Twenty years mandates international commission - Amnesty

An independent international commission must be set up to investigate human rights violations in Sri Lanka over the last 20 years, as successive governments have failed to account for abuses such as torture, enforced disappearances and extrajudicial killings during its civil war, Amnesty International said.

 

According to a report published by the London-based human rights group, serious human rights violations have been occurring in the Indian Ocean Island for many years.

 

"As the Sri Lankan people contend with the most recent abuses committed by both sides of the recent conflict, particularly during the last few months of the fighting, the reality is that they have been haunted by injustice and impunity for years," said Sam Zarifi, Amnesty International's Asia-Pacific Director.

 

The report titled "Twenty Years of Make-Believe: Sri Lanka's Commissions of Inquiry" said that over the last 20 years, there have been assassinations of public figures, killings of aid workers and other civilians, and enforced disappearances.

 

It cited various examples of violations including the massacre of 17 aid workers from Action Contre la Faim (ACF) in the town of Muttur in 2006. Fifteen bodies were discovered lying face-down on the front lawn of the charity's office, with bullet wounds to head and neck, indicating that they have been shot at close range, execution style. Two more staff members were found in a car nearby, possibly trying to escape.

 

The report also mentions the case of a lawyer tortured to death in police custody as well as the mass "disappearance" of 159 people from a camp for displaced people.

 

Ad hoc commissions of inquiry established by the government over the last two decades have lacked any real credibility and delayed criminal investigations, said the study.

 

Authorities had failed to protect victims and witnesses, said Amnesty, adding that state agents had even intervened directly in some cases to eliminate witnesses through bribes, threats, harassment, intimidation and violence, including murder, to discourage police investigations.

 

The study added that the country's "glacially slow" criminal justice system - which is subjected to political pressure - is so degraded that the vast majority of human rights violations over the past 20 years have never been investigated, let alone heard in court.

 

"The Sri Lankan authorities have had little success in providing accountability for abuses against civilians committed by the LTTE; they are even less likely to effectively investigate and prosecute their own forces for violations of human rights and humanitarian law," said Zarifi.

 

"Given the scale of the problem of impunity in Sri Lanka, accountability can only be achieved with the active commitment of the Sri Lankan government, supported by systematic and sustained international human rights monitoring and technical assistance."

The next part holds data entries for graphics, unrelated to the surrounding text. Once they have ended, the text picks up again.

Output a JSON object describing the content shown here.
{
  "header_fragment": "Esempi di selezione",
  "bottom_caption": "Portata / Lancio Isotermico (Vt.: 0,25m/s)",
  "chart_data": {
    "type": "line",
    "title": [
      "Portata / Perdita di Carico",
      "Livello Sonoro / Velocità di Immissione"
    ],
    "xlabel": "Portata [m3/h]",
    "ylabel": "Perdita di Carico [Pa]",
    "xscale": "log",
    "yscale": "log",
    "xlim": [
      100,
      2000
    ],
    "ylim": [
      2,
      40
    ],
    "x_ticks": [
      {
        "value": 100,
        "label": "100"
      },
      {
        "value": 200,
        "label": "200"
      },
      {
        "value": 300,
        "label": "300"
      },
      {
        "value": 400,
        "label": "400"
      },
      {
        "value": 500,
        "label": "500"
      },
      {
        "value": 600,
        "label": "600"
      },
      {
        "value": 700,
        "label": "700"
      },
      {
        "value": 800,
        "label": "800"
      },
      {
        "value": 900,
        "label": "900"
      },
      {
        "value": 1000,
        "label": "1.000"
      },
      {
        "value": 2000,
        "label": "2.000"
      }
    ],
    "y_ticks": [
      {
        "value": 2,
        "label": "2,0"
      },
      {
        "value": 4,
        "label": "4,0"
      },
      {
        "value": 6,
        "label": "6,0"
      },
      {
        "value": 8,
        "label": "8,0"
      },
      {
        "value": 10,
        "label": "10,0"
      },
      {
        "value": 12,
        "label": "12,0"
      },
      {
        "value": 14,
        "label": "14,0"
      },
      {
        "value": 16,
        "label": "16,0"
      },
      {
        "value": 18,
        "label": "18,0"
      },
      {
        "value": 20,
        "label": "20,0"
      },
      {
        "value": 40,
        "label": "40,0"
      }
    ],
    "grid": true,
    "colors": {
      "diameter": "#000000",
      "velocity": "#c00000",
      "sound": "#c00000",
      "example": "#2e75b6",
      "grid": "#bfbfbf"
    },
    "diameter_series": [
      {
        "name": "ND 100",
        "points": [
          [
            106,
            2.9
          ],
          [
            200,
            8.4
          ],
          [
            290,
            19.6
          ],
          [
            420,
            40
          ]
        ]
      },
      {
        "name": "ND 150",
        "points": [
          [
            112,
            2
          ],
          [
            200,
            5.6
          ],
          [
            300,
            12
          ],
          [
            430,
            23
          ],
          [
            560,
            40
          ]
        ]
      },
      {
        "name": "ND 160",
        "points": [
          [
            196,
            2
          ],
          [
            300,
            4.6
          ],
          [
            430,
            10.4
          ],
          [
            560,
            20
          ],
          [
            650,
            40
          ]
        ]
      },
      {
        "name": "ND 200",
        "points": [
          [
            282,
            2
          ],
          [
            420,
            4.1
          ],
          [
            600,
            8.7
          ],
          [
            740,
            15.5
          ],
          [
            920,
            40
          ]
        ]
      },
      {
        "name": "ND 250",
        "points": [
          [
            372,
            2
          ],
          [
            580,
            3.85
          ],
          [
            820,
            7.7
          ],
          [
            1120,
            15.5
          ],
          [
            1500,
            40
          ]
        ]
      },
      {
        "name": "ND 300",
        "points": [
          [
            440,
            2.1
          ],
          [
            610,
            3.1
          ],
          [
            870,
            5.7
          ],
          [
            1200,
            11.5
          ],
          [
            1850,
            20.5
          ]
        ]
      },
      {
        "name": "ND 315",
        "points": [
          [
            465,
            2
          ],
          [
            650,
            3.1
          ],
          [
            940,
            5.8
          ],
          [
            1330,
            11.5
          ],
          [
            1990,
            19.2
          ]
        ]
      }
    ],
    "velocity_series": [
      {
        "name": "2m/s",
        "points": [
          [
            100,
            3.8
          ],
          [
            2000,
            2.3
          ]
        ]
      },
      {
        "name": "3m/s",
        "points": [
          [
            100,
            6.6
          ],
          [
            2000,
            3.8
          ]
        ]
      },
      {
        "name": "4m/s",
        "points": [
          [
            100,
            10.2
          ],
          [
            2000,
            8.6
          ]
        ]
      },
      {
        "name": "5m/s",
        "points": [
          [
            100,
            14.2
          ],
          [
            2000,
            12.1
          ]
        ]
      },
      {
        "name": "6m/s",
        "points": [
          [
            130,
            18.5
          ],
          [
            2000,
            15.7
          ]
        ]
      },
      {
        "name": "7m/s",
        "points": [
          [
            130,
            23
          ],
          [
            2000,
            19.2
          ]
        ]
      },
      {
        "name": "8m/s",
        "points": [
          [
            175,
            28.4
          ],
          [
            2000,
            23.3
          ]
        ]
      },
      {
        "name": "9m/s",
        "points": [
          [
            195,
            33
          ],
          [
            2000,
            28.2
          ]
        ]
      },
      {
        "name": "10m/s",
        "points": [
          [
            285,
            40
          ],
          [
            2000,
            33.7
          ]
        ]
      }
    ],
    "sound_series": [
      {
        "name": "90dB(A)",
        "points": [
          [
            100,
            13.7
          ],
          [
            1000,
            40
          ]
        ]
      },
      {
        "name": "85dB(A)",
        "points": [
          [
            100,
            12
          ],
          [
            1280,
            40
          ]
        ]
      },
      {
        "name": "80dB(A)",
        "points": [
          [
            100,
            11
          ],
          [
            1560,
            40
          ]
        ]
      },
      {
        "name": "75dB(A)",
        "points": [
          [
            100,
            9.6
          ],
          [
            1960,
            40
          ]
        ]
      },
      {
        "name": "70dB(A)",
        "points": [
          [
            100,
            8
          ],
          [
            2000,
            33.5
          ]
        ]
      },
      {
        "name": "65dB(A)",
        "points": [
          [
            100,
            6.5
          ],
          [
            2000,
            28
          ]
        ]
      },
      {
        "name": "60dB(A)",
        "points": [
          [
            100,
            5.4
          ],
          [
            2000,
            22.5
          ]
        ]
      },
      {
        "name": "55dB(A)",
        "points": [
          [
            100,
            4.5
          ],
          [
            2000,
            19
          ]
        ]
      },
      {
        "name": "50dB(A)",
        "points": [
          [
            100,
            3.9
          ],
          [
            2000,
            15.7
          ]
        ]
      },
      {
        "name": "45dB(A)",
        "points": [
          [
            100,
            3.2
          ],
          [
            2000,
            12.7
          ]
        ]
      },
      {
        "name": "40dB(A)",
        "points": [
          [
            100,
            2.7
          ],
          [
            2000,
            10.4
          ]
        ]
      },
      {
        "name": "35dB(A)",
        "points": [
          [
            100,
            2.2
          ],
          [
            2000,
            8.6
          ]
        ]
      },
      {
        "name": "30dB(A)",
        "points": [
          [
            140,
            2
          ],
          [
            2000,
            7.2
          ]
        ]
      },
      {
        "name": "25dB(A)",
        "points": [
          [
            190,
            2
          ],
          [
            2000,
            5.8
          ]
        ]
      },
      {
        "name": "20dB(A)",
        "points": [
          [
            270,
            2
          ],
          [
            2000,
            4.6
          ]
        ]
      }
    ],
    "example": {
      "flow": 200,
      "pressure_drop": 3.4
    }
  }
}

However, Sri Lanka has repeatedly resisted calls for international scrutiny, on the basis that it would jeopardize the country's sovereignty.

 

"These things take time, and we can't allow any possibility of injustice to happen," Rajiva Wijesinha, secretary at the Ministry of Disaster Management and Human Rights said in Colombo.

 

The government's own commission into allegations of human rights abuses is proceeding, albeit slowly, he added.

 

All rights groups have been particularly critical of the last months of the war, where they say both the government and Tigers showed a wanton disregard for human life with between 10,000 and 20,000 people killed during this period alone.

 

The military has been accused of continuously using heavy artillery to shell a tiny strip of land where Tigers were trapped along with hundreds of thousands of civilians, while the LTTE were accused of holding civilians hostage and using them as human shields. Both parties have rejected the charges.

 

However, the government remains under pressure to recognize calls both domestically and internationally for accountability and transparency, with the U.N. Secretary-General Ban Ki-moon saying earlier this month that any credible accusation of human rights violations should be investigated.